Questi slogans sono divenuti ormai un luogo comune così diffuso che è facile sentirseli ripetere dalle persone più insospettabili e talora in perfetta buona fede. Rispondi loro che il muro di Berlino divideva un unico popolo e che qui si tratta di separare precauzionalmente due popoli diversi (del resto, non si vogliono due stati, ecc.?)? Nel migliore dei casi restano attoniti, nel peggiore reagiscono violentemente come se avessi dissacrato un dogma della fede. Tenti di spiegare che non si tratta di un muro (tantomeno di un Muro), ma di una barriera elettrificata facilmente rimovibile, e il cui tracciato è lungi dall’essere definito e definitivo? (La Corte Suprema di Israele ha già imposto pesanti modifiche e l’abbattimento di alcuni chilometri già costruiti). Nossignore, il muro è il Muro, il suo tracciato è una tragica e definita realtà : del resto non ci sono periodici che offrono in regalo ai lettori la mappa del muro? Osservi che ci vuole un bel coraggio a parlare di “terrorismo di Stato”, senza dire una sola parola circa il fatto che le truppe israeliane reagiscono a un terrorismo palestinese (largamente tollerato o promosso dall’erigendo “stato”…) che ha fatto un numero enorme di vittime? Niente. Acqua sul vetro. Perché il “terrorismo di Stato” evoca l’efferatezza suprema, dai Colonnelli greci a Piazza Fontana, da Pinochet al G8 di Genova. E quanto al Sud Africa e ai “bantustan”, basta il sospetto di una prossimità anche concettuale del Muro con questi mostri, per affondare Israele nell’ultimo dei gironi infernali.

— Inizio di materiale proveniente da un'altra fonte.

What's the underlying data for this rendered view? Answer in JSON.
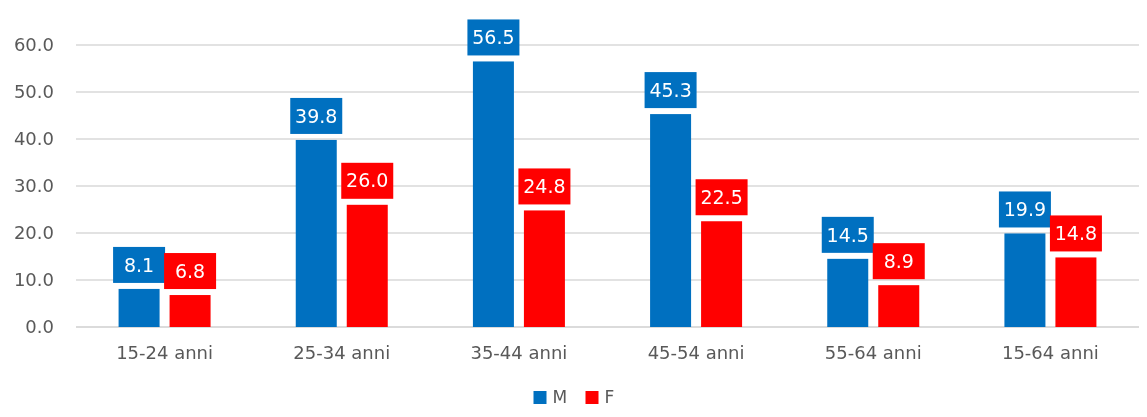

Insomma, della barriera per quello che è, per quello che dovrebbe essere e che sarà, delle ragioni che la hanno motivata e delle circostanze che possono renderla inutile, questa propaganda non dice una sola parola.

E tutto ciò sarebbe già abbastanza grave, se non fosse che l’autore di una buona parte degli slogan di cui sopra (dal parallelo con il Sud Africa al terrorismo di Stato) è uno dei leader più autorevoli del centro-sinistra, il quale sembra prepararsi attivamente alla funzione di ministro degli esteri: l’on. Massimo D’Alema. Così, siamo naturalmente portati ad interrogarci su quale potrà essere la politica di un possibile futuro governo dell’Ulivo. Ne parleremo prossimamente.